Unlike tender offers required to be filed with the SEC, the MacKenzie offer materials in our opinion fail to adequately address certain matters, including: a complete description of the risks associated with the MacKenzie offer; a clear discussion of the methodologies used by MacKenzie to determine its offer price or how it has valued AFIN's shares; completeness of disclosure as to the identity of MacKenzie, its control persons and promoters and their financial wherewithal; and a clear disclosure of AFIN shares owned by MacKenzie and its affiliates.
AFIN believes that each stockholder must individually evaluate whether to tender his, her or its shares. The AFIN board suggests stockholders carefully consider all the factors discussed in the limited MacKenzie offer materials before deciding to participate, including consulting with any financial or tax advisors when considering the MacKenzie offer.
AFIN appreciates its stockholders trust in the company and its board of directors and thanks them for their continued support. AFIN encourages its stockholders to follow the board of directors' recommendation to not tender shares in the latest MacKenzie offer. If you do not wish to tender shares in the MacKenzie offer, simply do not respond.
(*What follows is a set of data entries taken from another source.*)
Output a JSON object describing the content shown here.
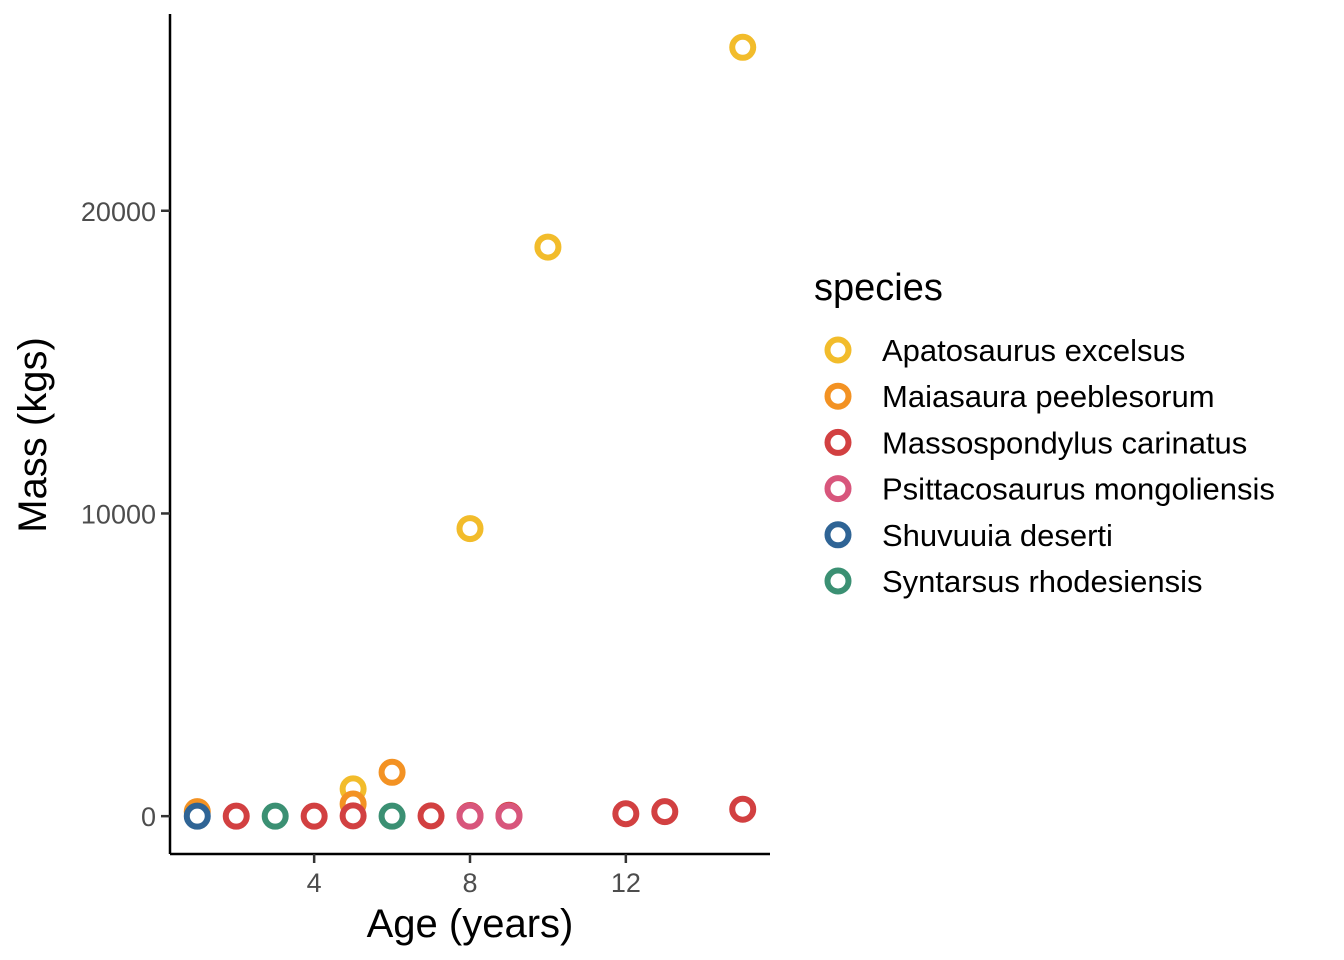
{
  "chart_data": {
    "type": "scatter",
    "title": "",
    "xlabel": "Age (years)",
    "ylabel": "Mass (kgs)",
    "xlim": [
      0.3,
      15.7
    ],
    "ylim": [
      -1250,
      26500
    ],
    "x_ticks": [
      4,
      8,
      12
    ],
    "y_ticks": [
      0,
      10000,
      20000
    ],
    "grid": false,
    "legend_title": "species",
    "legend_position": "right",
    "marker": "hollow-circle",
    "series": [
      {
        "name": "Apatosaurus excelsus",
        "color": "#F2BC2B",
        "points": [
          [
            5,
            900
          ],
          [
            8,
            9500
          ],
          [
            10,
            18800
          ],
          [
            15,
            25400
          ]
        ]
      },
      {
        "name": "Maiasaura peeblesorum",
        "color": "#F39223",
        "points": [
          [
            1,
            150
          ],
          [
            5,
            400
          ],
          [
            6,
            1450
          ]
        ]
      },
      {
        "name": "Massospondylus carinatus",
        "color": "#D24041",
        "points": [
          [
            2,
            0
          ],
          [
            4,
            0
          ],
          [
            5,
            10
          ],
          [
            7,
            10
          ],
          [
            8,
            20
          ],
          [
            9,
            30
          ],
          [
            12,
            80
          ],
          [
            13,
            150
          ],
          [
            15,
            230
          ]
        ]
      },
      {
        "name": "Psittacosaurus mongoliensis",
        "color": "#D8567C",
        "points": [
          [
            8,
            0
          ],
          [
            9,
            0
          ]
        ]
      },
      {
        "name": "Shuvuuia deserti",
        "color": "#2F6495",
        "points": [
          [
            1,
            0
          ]
        ]
      },
      {
        "name": "Syntarsus rhodesiensis",
        "color": "#3B9073",
        "points": [
          [
            3,
            0
          ],
          [
            6,
            0
          ]
        ]
      }
    ]
  }
}
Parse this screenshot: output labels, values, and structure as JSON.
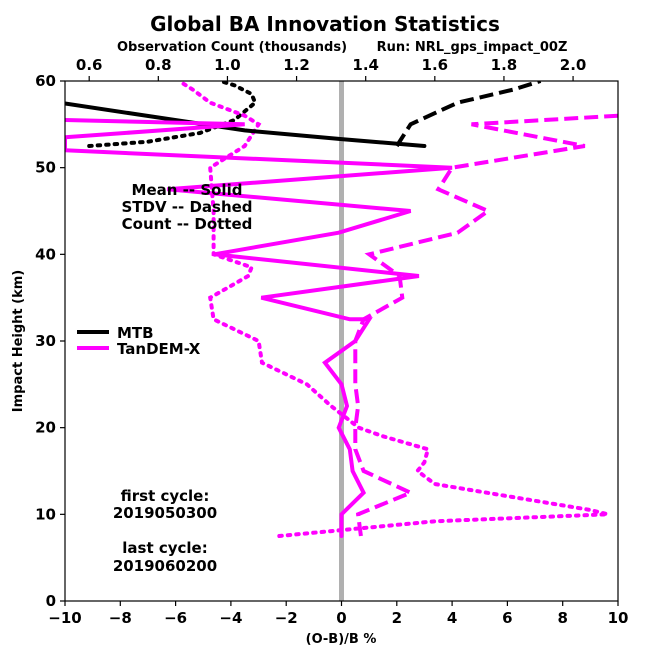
{
  "chart_data": {
    "type": "line",
    "title": "Global BA Innovation Statistics",
    "top_axis_label": "Observation Count (thousands)",
    "run_label": "Run: NRL_gps_impact_00Z",
    "xlabel": "(O-B)/B %",
    "ylabel": "Impact Height (km)",
    "xlim": [
      -10,
      10
    ],
    "ylim": [
      0,
      60
    ],
    "xticks": [
      -10,
      -8,
      -6,
      -4,
      -2,
      0,
      2,
      4,
      6,
      8,
      10
    ],
    "yticks": [
      0,
      10,
      20,
      30,
      40,
      50,
      60
    ],
    "top_xlim": [
      0.53,
      2.13
    ],
    "top_xticks": [
      "0.6",
      "0.8",
      "1.0",
      "1.2",
      "1.4",
      "1.6",
      "1.8",
      "2.0"
    ],
    "style_key": [
      "Mean -- Solid",
      "STDV -- Dashed",
      "Count -- Dotted"
    ],
    "cycle_notes": [
      "first cycle:",
      "2019050300",
      "last cycle:",
      "2019060200"
    ],
    "legend_placement": "center-left",
    "zero_line_color": "#b0b0b0",
    "series": [
      {
        "name": "MTB",
        "color": "#000000",
        "mean": [
          [
            3.0,
            52.5
          ],
          [
            0.0,
            53.3
          ],
          [
            -3.5,
            54.3
          ],
          [
            -7.5,
            56.2
          ],
          [
            -10.0,
            57.4
          ]
        ],
        "stdv": [
          [
            2.0,
            52.5
          ],
          [
            2.5,
            55.0
          ],
          [
            4.2,
            57.5
          ],
          [
            6.2,
            59.0
          ],
          [
            7.2,
            60.0
          ]
        ],
        "count": [
          [
            0.6,
            52.5
          ],
          [
            0.77,
            53.0
          ],
          [
            0.92,
            54.0
          ],
          [
            1.02,
            55.5
          ],
          [
            1.08,
            57.5
          ],
          [
            1.07,
            58.5
          ],
          [
            1.02,
            59.5
          ],
          [
            0.98,
            60.0
          ]
        ]
      },
      {
        "name": "TanDEM-X",
        "color": "#ff00ff",
        "mean": [
          [
            0.0,
            7.5
          ],
          [
            0.0,
            10.0
          ],
          [
            0.8,
            12.5
          ],
          [
            0.4,
            15.0
          ],
          [
            0.3,
            17.5
          ],
          [
            -0.1,
            20.0
          ],
          [
            0.2,
            22.5
          ],
          [
            0.0,
            25.0
          ],
          [
            -0.6,
            27.5
          ],
          [
            0.5,
            30.0
          ],
          [
            1.0,
            32.5
          ],
          [
            0.3,
            32.5
          ],
          [
            -2.9,
            35.0
          ],
          [
            2.8,
            37.5
          ],
          [
            -4.6,
            40.0
          ],
          [
            -0.1,
            42.5
          ],
          [
            2.5,
            45.0
          ],
          [
            -6.3,
            47.5
          ],
          [
            4.0,
            50.0
          ],
          [
            -10.0,
            52.0
          ],
          [
            -10.0,
            53.5
          ],
          [
            -3.5,
            55.0
          ],
          [
            -10.0,
            55.5
          ]
        ],
        "stdv": [
          [
            0.7,
            7.5
          ],
          [
            0.6,
            10.0
          ],
          [
            2.5,
            12.5
          ],
          [
            0.8,
            15.0
          ],
          [
            0.5,
            17.5
          ],
          [
            0.5,
            20.0
          ],
          [
            0.6,
            22.5
          ],
          [
            0.5,
            25.0
          ],
          [
            0.5,
            27.5
          ],
          [
            0.5,
            30.0
          ],
          [
            0.8,
            32.5
          ],
          [
            2.2,
            35.0
          ],
          [
            2.1,
            37.5
          ],
          [
            1.0,
            40.0
          ],
          [
            4.2,
            42.5
          ],
          [
            5.3,
            45.0
          ],
          [
            3.5,
            47.5
          ],
          [
            4.0,
            50.0
          ],
          [
            8.8,
            52.5
          ],
          [
            4.7,
            55.0
          ],
          [
            10.0,
            56.0
          ]
        ],
        "count": [
          [
            1.15,
            7.5
          ],
          [
            1.6,
            9.2
          ],
          [
            2.1,
            10.0
          ],
          [
            2.05,
            10.5
          ],
          [
            1.75,
            12.5
          ],
          [
            1.6,
            13.5
          ],
          [
            1.55,
            15.0
          ],
          [
            1.57,
            16.0
          ],
          [
            1.58,
            17.5
          ],
          [
            1.45,
            19.0
          ],
          [
            1.38,
            20.0
          ],
          [
            1.3,
            22.5
          ],
          [
            1.23,
            25.0
          ],
          [
            1.1,
            27.5
          ],
          [
            1.09,
            30.0
          ],
          [
            0.96,
            32.5
          ],
          [
            0.95,
            35.0
          ],
          [
            1.06,
            37.5
          ],
          [
            1.07,
            38.5
          ],
          [
            0.96,
            40.0
          ],
          [
            0.96,
            45.0
          ],
          [
            0.95,
            50.0
          ],
          [
            1.05,
            52.5
          ],
          [
            1.09,
            55.0
          ],
          [
            1.05,
            56.0
          ],
          [
            0.95,
            57.5
          ],
          [
            0.9,
            59.0
          ],
          [
            0.86,
            60.0
          ]
        ]
      }
    ]
  }
}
For questions or further information, please contact AFIN's Investor Relations department at 866-902-0063.
About American Finance Trust American Finance Trust, Inc. (NASDAQ: AFIN) is a publicly traded real estate investment trust listed on the Nasdaq focused on managing and acquiring a high-quality single and multi-tenant portfolio that is service-retail focused. The portfolio consists of a strong, creditworthy tenant base and is well positioned for growth. Additional information about AFIN can be found on its website at www.americanfinancetrust.com.
Forward-Looking Statements The statements in this press release that are not historical facts may be forward-looking statements. These forward looking statements involve substantial risks and uncertainties that could cause the outcome to be materially different. In addition, words such as "may," "will," "seeks," "anticipates," "believes," "estimates," "expects," "plans," "intends," "would," or similar expressions indicate a forward-looking statement, although not all forward-looking statements contain these identifying words. Any statements referring to the future value of an investment in AFIN, as well as the success that AFIN may have in executing its business plan, are also forward-looking statements. There are a number of risks, uncertainties and other important factors that could cause AFIN's actual results to differ materially from those contemplated by such forward-looking statements, including those risks, uncertainties and other important factors set forth in the "Risk Factors" and "Management's Discussion and Analysis of Financial Condition and Results of Operations" sections of AFIN's most recent Annual Report on Form 10-K and AFIN's most recent Quarterly Report on Form 10-Q, as such risks, uncertainties and other important factors may be updated from time to time in AFIN's subsequent reports. Further, forward looking statements speak only as of the date they are made, and AFIN undertakes no obligation to update or revise forward-looking statements to reflect changed assumptions, the occurrence of unanticipated events or changes to future operating results over time, except as required by law.